Iran Conflict Fuels EV Sales Surge and Rate Hike Fears in Australia
Australia is bracing for economic repercussions as the conflict in Iran disrupts global energy markets and supply chains. Escalating petrol prices are driving a surge in electric vehicle (EV) sales, while economists predict faster-than-expected interest rate increases and increased financial strain on homeowners.
Electrified Vehicle Sales Accelerate
The shift towards electric vehicles was already gaining momentum before the recent escalation of tensions in the Middle East. February automotive data revealed that new battery vehicle sales nearly doubled compared to the previous year. James Voortman, Chief Executive of the Australian Automotive Dealer Association (AADA), reports that car dealerships are experiencing even higher demand for EVs as petrol prices climb.
“Most of the dealers think they will have a very big March in terms of EV sales,” Voortman stated, noting that many prospective buyers previously hesitant about switching to electric vehicles are now making purchase decisions due to rising fuel costs. The Guardian reports that this trend is particularly noticeable with models like the Tesla Model Y and BYD Sealion 7, which are currently the top-selling EVs in Australia. EVs and hybrids now account for approximately one-third of all new car sales.
Mortgage Rate Increases Loom
Rising oil prices, a key driver of global inflation, are expected to prompt the Reserve Bank of Australia (RBA) to increase interest rates. The ASX’s rate tracker currently indicates a 66% probability of a rate hike, a significant jump from 22% just a week prior. Archyde highlights that all of Australia’s major banks are forecasting rate rises in both March and May.
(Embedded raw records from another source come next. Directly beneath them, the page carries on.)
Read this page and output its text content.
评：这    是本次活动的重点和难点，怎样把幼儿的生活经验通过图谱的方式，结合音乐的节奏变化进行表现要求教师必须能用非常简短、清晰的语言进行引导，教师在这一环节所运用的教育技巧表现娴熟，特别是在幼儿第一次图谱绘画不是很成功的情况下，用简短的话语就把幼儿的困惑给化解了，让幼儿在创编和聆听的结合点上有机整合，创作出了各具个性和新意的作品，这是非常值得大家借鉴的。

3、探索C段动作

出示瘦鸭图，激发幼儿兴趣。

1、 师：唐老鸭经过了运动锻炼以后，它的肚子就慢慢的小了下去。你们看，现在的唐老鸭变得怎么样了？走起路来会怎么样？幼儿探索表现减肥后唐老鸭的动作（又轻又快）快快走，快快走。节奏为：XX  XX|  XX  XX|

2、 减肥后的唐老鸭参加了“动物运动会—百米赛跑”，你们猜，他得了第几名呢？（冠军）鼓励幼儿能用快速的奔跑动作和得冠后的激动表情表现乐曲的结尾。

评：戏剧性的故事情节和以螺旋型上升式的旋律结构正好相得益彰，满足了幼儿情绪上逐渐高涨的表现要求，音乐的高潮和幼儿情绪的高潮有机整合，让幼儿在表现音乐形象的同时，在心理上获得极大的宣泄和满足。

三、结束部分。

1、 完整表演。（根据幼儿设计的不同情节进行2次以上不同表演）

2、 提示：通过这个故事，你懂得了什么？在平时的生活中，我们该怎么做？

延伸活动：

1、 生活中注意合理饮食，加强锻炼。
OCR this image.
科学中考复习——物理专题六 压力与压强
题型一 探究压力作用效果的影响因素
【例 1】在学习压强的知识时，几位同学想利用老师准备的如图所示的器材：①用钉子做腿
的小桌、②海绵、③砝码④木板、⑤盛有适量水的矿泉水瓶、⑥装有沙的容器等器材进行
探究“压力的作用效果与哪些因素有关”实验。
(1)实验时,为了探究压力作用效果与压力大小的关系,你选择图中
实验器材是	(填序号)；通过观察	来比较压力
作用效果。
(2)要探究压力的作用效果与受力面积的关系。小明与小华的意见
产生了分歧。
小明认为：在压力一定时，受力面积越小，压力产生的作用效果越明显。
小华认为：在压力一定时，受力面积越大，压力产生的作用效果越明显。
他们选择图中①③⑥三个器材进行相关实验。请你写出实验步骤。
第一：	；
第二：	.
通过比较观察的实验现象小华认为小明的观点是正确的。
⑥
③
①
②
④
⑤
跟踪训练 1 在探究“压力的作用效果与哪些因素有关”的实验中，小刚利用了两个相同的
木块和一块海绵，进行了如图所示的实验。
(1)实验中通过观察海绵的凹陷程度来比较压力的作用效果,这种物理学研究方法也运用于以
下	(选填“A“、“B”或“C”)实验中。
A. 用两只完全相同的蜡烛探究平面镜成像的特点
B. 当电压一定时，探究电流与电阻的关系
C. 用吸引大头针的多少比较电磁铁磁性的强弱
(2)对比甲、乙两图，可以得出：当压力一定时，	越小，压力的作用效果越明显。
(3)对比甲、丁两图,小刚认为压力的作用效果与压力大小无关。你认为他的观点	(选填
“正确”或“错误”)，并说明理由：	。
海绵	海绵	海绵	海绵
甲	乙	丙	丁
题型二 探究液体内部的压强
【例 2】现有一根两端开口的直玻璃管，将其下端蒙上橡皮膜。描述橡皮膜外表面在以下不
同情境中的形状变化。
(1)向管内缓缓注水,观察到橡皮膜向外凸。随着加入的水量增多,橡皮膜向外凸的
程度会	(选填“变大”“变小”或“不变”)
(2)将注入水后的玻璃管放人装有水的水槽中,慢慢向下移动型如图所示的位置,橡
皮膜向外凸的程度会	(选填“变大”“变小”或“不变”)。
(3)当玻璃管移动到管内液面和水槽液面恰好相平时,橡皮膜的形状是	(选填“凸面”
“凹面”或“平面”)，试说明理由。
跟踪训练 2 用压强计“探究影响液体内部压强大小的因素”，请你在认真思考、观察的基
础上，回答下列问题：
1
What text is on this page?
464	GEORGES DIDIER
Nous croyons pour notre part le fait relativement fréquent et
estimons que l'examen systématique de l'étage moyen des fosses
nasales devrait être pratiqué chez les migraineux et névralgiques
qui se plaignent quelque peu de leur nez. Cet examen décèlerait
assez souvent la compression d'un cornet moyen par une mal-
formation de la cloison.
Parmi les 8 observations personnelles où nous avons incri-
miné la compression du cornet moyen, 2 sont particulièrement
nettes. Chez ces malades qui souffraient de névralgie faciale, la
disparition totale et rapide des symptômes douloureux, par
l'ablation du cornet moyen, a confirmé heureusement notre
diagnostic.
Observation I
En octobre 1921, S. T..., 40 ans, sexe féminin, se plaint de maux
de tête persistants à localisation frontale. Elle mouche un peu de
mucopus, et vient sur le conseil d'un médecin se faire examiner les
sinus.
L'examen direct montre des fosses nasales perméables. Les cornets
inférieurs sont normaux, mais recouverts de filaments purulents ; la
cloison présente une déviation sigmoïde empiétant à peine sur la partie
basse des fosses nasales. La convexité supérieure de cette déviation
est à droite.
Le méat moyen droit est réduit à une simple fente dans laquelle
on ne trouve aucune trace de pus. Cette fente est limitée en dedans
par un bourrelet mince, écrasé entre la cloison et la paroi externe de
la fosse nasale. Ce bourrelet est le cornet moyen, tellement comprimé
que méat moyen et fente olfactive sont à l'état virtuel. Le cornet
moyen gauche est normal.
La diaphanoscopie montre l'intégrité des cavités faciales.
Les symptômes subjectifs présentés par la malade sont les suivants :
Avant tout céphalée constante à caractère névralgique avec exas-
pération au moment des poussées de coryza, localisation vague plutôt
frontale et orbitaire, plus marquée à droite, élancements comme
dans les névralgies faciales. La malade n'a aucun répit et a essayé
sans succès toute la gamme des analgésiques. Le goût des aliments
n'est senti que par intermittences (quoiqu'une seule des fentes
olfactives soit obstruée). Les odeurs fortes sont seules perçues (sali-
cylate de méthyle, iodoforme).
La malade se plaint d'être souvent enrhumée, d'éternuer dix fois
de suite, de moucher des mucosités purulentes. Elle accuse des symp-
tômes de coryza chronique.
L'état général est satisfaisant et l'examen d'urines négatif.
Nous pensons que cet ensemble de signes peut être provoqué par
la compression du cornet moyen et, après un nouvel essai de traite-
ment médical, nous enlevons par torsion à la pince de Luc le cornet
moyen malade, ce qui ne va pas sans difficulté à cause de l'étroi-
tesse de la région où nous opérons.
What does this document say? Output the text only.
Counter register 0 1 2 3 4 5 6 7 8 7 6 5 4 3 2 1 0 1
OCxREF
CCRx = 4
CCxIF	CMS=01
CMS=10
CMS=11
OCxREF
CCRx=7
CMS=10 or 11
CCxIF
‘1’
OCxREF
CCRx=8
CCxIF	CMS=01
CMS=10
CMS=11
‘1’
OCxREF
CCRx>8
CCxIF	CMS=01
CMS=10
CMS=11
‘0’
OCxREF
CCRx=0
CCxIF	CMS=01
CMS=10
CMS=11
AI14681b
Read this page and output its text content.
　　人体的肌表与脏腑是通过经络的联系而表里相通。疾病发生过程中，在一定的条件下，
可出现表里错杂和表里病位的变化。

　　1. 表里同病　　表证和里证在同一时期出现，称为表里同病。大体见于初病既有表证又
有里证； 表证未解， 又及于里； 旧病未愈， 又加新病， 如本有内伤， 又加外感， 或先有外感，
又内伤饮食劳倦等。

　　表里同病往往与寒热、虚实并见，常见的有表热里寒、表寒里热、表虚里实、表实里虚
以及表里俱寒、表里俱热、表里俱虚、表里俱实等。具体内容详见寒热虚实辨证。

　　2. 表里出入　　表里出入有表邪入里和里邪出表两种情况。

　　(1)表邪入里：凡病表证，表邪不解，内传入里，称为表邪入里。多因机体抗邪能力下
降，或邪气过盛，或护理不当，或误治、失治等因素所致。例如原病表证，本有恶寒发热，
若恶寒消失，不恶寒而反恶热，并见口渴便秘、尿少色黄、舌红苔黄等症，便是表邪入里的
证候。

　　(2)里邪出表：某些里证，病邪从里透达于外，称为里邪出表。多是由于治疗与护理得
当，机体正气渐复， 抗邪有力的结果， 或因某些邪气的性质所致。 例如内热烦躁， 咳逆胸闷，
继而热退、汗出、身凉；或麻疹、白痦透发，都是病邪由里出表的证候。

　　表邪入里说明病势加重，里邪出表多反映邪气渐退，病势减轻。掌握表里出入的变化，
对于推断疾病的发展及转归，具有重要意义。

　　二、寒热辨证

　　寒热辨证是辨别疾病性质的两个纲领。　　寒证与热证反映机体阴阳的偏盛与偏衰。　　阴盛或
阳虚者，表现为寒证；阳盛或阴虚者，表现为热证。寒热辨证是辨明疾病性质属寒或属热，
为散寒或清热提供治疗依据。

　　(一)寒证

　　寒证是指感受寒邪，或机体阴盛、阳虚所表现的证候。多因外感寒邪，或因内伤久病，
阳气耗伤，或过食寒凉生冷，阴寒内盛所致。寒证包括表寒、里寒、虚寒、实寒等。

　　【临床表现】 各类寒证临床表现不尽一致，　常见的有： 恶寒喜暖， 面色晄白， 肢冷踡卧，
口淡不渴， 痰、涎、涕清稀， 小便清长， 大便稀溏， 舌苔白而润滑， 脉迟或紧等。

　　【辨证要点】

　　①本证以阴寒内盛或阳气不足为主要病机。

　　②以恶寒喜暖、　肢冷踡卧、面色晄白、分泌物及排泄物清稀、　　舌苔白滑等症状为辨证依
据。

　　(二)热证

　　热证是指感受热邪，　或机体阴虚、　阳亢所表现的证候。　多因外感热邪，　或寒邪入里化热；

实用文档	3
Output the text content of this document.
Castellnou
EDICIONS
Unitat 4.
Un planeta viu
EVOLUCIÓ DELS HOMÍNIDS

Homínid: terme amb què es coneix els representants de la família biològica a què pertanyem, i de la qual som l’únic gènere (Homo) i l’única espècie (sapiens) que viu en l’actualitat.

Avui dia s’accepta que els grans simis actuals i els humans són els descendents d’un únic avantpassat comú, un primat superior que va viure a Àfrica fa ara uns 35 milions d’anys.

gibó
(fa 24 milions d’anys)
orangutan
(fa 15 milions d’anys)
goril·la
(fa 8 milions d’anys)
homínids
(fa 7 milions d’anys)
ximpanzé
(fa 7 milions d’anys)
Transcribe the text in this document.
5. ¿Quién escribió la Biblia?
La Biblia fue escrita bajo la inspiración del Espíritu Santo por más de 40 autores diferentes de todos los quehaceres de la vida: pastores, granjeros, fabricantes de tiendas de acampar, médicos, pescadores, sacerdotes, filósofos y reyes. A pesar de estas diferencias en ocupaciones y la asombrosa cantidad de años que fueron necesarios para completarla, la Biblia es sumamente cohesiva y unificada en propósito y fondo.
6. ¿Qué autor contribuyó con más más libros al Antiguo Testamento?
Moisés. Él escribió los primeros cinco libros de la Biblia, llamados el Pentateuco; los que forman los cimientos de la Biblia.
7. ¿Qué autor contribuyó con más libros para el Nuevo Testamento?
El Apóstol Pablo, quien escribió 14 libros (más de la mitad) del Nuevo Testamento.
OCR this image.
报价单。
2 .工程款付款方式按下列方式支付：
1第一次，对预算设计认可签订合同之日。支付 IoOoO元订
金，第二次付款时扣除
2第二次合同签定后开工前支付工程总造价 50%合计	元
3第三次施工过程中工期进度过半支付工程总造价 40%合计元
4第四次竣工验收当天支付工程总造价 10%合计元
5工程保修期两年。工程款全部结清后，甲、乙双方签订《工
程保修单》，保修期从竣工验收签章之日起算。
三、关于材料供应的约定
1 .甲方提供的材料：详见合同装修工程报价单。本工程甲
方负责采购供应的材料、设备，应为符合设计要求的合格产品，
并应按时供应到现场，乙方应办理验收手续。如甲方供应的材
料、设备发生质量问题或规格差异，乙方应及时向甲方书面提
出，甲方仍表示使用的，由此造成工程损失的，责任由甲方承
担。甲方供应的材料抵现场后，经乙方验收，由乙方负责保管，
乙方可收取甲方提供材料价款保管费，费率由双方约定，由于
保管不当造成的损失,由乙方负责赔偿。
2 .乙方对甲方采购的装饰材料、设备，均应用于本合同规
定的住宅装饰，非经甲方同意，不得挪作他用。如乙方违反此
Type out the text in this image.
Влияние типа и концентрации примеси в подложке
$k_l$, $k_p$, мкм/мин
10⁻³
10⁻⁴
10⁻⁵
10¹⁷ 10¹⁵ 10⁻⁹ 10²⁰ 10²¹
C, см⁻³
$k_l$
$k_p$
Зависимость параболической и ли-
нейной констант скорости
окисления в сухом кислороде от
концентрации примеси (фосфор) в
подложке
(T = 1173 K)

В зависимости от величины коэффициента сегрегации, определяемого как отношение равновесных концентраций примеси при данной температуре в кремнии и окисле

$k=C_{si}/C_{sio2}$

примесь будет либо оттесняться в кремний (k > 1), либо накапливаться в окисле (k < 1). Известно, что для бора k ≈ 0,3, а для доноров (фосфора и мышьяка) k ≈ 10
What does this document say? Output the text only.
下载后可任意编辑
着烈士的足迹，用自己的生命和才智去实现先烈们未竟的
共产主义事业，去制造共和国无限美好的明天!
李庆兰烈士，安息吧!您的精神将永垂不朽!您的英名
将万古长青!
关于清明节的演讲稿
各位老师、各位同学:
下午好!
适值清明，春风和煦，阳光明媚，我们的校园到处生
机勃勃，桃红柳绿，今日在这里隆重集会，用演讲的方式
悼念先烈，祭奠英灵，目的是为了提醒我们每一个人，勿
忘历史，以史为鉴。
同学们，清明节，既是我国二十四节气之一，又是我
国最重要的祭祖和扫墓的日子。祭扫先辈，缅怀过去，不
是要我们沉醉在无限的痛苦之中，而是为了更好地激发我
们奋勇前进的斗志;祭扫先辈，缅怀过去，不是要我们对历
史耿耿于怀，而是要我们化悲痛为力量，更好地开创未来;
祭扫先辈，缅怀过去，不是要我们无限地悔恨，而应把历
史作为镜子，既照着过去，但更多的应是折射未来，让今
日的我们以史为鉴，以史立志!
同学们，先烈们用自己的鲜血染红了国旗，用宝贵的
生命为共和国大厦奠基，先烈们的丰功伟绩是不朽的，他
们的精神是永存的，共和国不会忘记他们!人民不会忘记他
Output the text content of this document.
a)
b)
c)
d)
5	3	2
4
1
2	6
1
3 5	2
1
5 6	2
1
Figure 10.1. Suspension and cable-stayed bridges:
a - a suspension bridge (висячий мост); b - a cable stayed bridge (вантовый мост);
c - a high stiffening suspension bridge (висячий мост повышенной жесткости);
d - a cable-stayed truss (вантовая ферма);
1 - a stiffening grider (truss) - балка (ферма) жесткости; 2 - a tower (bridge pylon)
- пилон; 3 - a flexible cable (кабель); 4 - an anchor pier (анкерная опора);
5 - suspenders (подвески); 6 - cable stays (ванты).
Canstar analysis suggests that homeowners with an $800,000 mortgage could face an additional $363 in monthly repayments by May if these predictions hold true. However, Canstar’s data insights director, Sally Tindall, cautions that the long-term outlook remains uncertain, as a significant escalation of the conflict could necessitate a reversal of rate hikes to mitigate economic damage.
Wider Economic Impacts
The disruption extends beyond automotive and mortgage costs, impacting travel, freight, and medical supplies.
- Travel & Freight: Airfares are increasing as airlines adjust to higher jet fuel costs, with travelers opting for stopover destinations in Asia rather than the Middle East.
- Plastic Costs: Rising crude oil prices are impacting the cost of plastic, as resins used in packaging are oil derivatives. Australia imports over 90% of its plastic, making it vulnerable to these price increases.
- Medical Supplies: Australia relies on imports of helium, crucial for MRI machines and research, from Qatar. Production in Qatar has been halted following attacks, raising concerns about potential supply disruptions.
- Fertilizer Costs: Australian farmers are facing soaring prices for urea, a key fertilizer ingredient, with prices increasing by over 30% in the past month due to disruptions in Middle Eastern production.
Recycled Plastic Gains Appeal
The rising cost of virgin plastic may make recycled plastic a more attractive option for Australian businesses. While currently more expensive to produce domestically, a sustained increase in oil prices could close the cost gap, according to circular economy researcher Roelof Vogel.
Helium Supply Concerns
Australia imports helium, essential for medical imaging and research, and a disruption to supply from Qatar could have significant consequences. While the government states there is no immediate risk, the situation is being closely monitored. Natural Helium Tasmania is working to establish domestic helium production, with operations expected to begin in 18 months.
James Voortman of the AADA is based in Canberra and has been CEO for four years, with the AADA since 2017. LinkedIn shows he has extensive policy and automotive advocacy experience.